Anonymous Monk has asked for the wisdom of the Perl Monks concerning the following question:

Hi all,

I am getting files from various sources in different European languages. The requirement in these files is that everything should be in ASCII compatible.

So for special characters in Danish, Finnish, the UTF-8 codes here ( UTF codes ) are typed in directly.So a line of text could contain

"This line contains 0xC30x86n exotic character."
And this should be printed into HTML and PDF with the right fused AE character :
"This line contains AEn exotic character."

Changing the format of the files is not an option as it is easy for everyone to type the UTF codes for a character they do not even know.

My question is this: How should I read these text files, evaluate these special characters on the fly.

Some pointers would be much appreciated, Many thanks Chandra

Replies are listed 'Best First'.
Re: Evaluating UTF codes in a file
by almut (Canon) on Nov 26, 2009 at 16:51 UTC
    #!/usr/bin/perl use Encode; my $s = "This line contains 0xC30x86n exotic character."; $s =~ s/0x([\da-fA-F]{2})/chr(hex($1))/ge; my $u = decode('UTF-8', $s);

    $u would then contain a Perl character/unicode string that you can encode to whatever format you need for the HTML or PDF output.

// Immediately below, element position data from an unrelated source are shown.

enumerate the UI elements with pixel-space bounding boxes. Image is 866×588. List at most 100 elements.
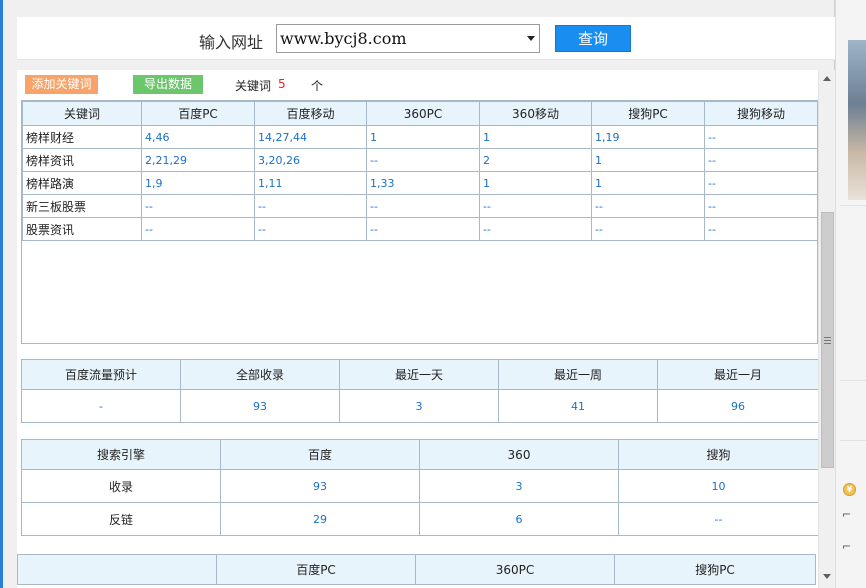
- table-header-row: 百度PC 360PC 搜狗PC: [17, 554, 816, 585]
- rank-cell[interactable]: 1,9: [141, 171, 255, 195]
- scroll-down-icon[interactable]: [823, 574, 831, 579]
- rank-cell[interactable]: 1: [479, 171, 592, 195]
- column-header: [17, 554, 217, 585]
- export-data-button[interactable]: 导出数据: [133, 75, 203, 94]
- background-glyph-icon: ⌐: [842, 540, 852, 553]
- rank-cell[interactable]: --: [704, 125, 818, 149]
- table-header-row: 关键词 百度PC 百度移动 360PC 360移动 搜狗PC 搜狗移动: [22, 101, 818, 126]
- table-row[interactable]: 股票资讯 -- -- -- -- -- --: [22, 217, 818, 241]
- background-divider: [840, 440, 866, 441]
- keyword-count-label: 关键词: [235, 79, 272, 93]
- keyword-cell[interactable]: 榜样财经: [22, 125, 142, 149]
- rank-cell[interactable]: --: [591, 194, 705, 218]
- rank-cell[interactable]: --: [704, 217, 818, 241]
- column-header: 搜狗: [618, 439, 819, 470]
- background-divider: [840, 380, 866, 381]
- column-header: 360: [419, 439, 619, 470]
- table-row: 收录 93 3 10: [21, 469, 819, 503]
- rank-cell[interactable]: --: [591, 217, 705, 241]
- column-header[interactable]: 百度PC: [141, 101, 255, 126]
- engine-value[interactable]: --: [618, 502, 819, 536]
- rank-cell[interactable]: 1,11: [254, 171, 367, 195]
- engine-value[interactable]: 10: [618, 469, 819, 503]
- table-row: - 93 3 41 96: [21, 389, 819, 423]
- rank-cell[interactable]: 4,46: [141, 125, 255, 149]
- table-row[interactable]: 榜样资讯 2,21,29 3,20,26 -- 2 1 --: [22, 148, 818, 172]
- column-header[interactable]: 百度移动: [254, 101, 367, 126]
- query-button[interactable]: 查询: [555, 25, 631, 52]
- keyword-count-value: 5: [278, 77, 286, 91]
- rank-cell[interactable]: 1,19: [591, 125, 705, 149]
- column-header: 全部收录: [180, 359, 340, 390]
- rank-cell[interactable]: --: [479, 194, 592, 218]
- rank-cell[interactable]: 1: [479, 125, 592, 149]
- rank-cell[interactable]: --: [366, 148, 480, 172]
- column-header: 最近一天: [339, 359, 499, 390]
- table-header-row: 搜索引擎 百度 360 搜狗: [21, 439, 819, 470]
- add-keyword-button[interactable]: 添加关键词: [25, 75, 98, 94]
- column-header: 360PC: [415, 554, 615, 585]
- rank-cell[interactable]: 1: [366, 125, 480, 149]
- baidu-traffic-summary-table: 百度流量预计 全部收录 最近一天 最近一周 最近一月 - 93 3 41 96: [21, 359, 819, 423]
- rank-cell[interactable]: 2,21,29: [141, 148, 255, 172]
- rank-cell[interactable]: --: [479, 217, 592, 241]
- engine-value[interactable]: 93: [220, 469, 420, 503]
- rank-cell[interactable]: --: [366, 194, 480, 218]
- background-divider: [840, 205, 866, 206]
- rank-cell[interactable]: --: [704, 171, 818, 195]
- url-search-bar: 输入网址 www.bycj8.com 查询: [17, 17, 835, 60]
- table-row: 反链 29 6 --: [21, 502, 819, 536]
- rank-cell[interactable]: 1: [591, 148, 705, 172]
- summary-value[interactable]: -: [21, 389, 181, 423]
- rank-cell[interactable]: --: [141, 217, 255, 241]
- engine-value[interactable]: 29: [220, 502, 420, 536]
- engine-value[interactable]: 3: [419, 469, 619, 503]
- table-header-row: 百度流量预计 全部收录 最近一天 最近一周 最近一月: [21, 359, 819, 390]
- column-header: 搜索引擎: [21, 439, 221, 470]
- vertical-scrollbar[interactable]: [818, 70, 835, 588]
- rank-cell[interactable]: 14,27,44: [254, 125, 367, 149]
- rank-cell[interactable]: --: [254, 194, 367, 218]
- summary-value[interactable]: 93: [180, 389, 340, 423]
- table-row[interactable]: 榜样财经 4,46 14,27,44 1 1 1,19 --: [22, 125, 818, 149]
- rank-cell[interactable]: 2: [479, 148, 592, 172]
- rank-cell[interactable]: 1: [591, 171, 705, 195]
- table-row[interactable]: 新三板股票 -- -- -- -- -- --: [22, 194, 818, 218]
- column-header[interactable]: 关键词: [22, 101, 142, 126]
- column-header[interactable]: 搜狗移动: [704, 101, 818, 126]
- keyword-cell[interactable]: 榜样路演: [22, 171, 142, 195]
- url-combobox[interactable]: www.bycj8.com: [276, 24, 540, 53]
- table-row[interactable]: 榜样路演 1,9 1,11 1,33 1 1 --: [22, 171, 818, 195]
- column-header[interactable]: 搜狗PC: [591, 101, 705, 126]
- rank-cell[interactable]: 1,33: [366, 171, 480, 195]
- column-header[interactable]: 360PC: [366, 101, 480, 126]
- background-photo: [848, 40, 866, 200]
- column-header: 百度PC: [216, 554, 416, 585]
- keyword-cell[interactable]: 新三板股票: [22, 194, 142, 218]
- seo-query-dialog: 输入网址 www.bycj8.com 查询 添加关键词 导出数据 关键词 5 个: [3, 0, 835, 588]
- row-header: 反链: [21, 502, 221, 536]
- keyword-count-unit: 个: [311, 79, 324, 93]
- summary-value[interactable]: 3: [339, 389, 499, 423]
- results-panel: 添加关键词 导出数据 关键词 5 个 关键词 百度PC 百度移动 360PC 3…: [17, 70, 835, 588]
- keyword-ranking-table: 关键词 百度PC 百度移动 360PC 360移动 搜狗PC 搜狗移动 榜样财经: [22, 101, 818, 241]
- rank-cell[interactable]: --: [366, 217, 480, 241]
- rank-cell[interactable]: --: [141, 194, 255, 218]
- summary-value[interactable]: 96: [657, 389, 819, 423]
- grip-icon: [824, 337, 831, 344]
- scroll-up-icon[interactable]: [823, 76, 831, 81]
- column-header: 最近一月: [657, 359, 819, 390]
- scrollbar-thumb[interactable]: [821, 212, 834, 468]
- rank-cell[interactable]: 3,20,26: [254, 148, 367, 172]
- keyword-cell[interactable]: 股票资讯: [22, 217, 142, 241]
- chevron-down-icon[interactable]: [527, 36, 535, 41]
- keyword-cell[interactable]: 榜样资讯: [22, 148, 142, 172]
- column-header[interactable]: 360移动: [479, 101, 592, 126]
- url-input-value[interactable]: www.bycj8.com: [280, 29, 407, 48]
- rank-cell[interactable]: --: [704, 148, 818, 172]
- background-glyph-icon: ⌐: [842, 508, 852, 521]
- rank-cell[interactable]: --: [254, 217, 367, 241]
- rank-cell[interactable]: --: [704, 194, 818, 218]
- summary-value[interactable]: 41: [498, 389, 658, 423]
- engine-value[interactable]: 6: [419, 502, 619, 536]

Re: Evaluating UTF codes in a file
by ikegami (Patriarch) on Nov 26, 2009 at 16:53 UTC
    $_ = "This line contains 0xC30x86n exotic character."; s/0x([0-9a-fA-F]{2})/chr(hex($1))/eg; utf8::decode($_);

    You could create an HTML from that string as follows:

    use HTML::Entities qw( encode_entities ); open(my $fh, '>:encoding(UTF-8)', 'file.html') or die; print $fh qq{<meta http-equiv="Content-Type" content="text/html; chars +et=UTF-8">\n}; print $fh qq{<title>Test</title>\n}; print $fh encode_entities($_); # Escapes &<>'"

    The file will contain

    3C 6D 65 74 61 20 68 74-74 70 2D 65 71 75 69 76 <meta http-equiv 3D 22 43 6F 6E 74 65 6E-74 2D 54 79 70 65 22 20 ="Content-Type" 63 6F 6E 74 65 6E 74 3D-22 74 65 78 74 2F 68 74 content="text/ht 6D 6C 3B 20 63 68 61 72-73 65 74 3D 55 54 46 2D ml; charset=UTF- 38 22 3E 0D 0A 3C 74 69-74 6C 65 3E 54 65 73 74 8">..<title>Test 3C 2F 74 69 74 6C 65 3E-0D 0A 54 68 69 73 20 6C </title>..This l 69 6E 65 20 63 6F 6E 74-61 69 6E 73 20 26 41 45 ine contains &AE 6C 69 67 3B 6E 20 65 78-6F 74 69 63 20 63 68 61 lig;n exotic cha 72 61 63 74 65 72 2E racter.

    The HTML reader will render it as

    This line contains Æn exotic character.

Re: Evaluating UTF codes in a file
by Anonymous Monk on Nov 26, 2009 at 20:54 UTC
    Thank you gentlemen! Exactly what I was looking for.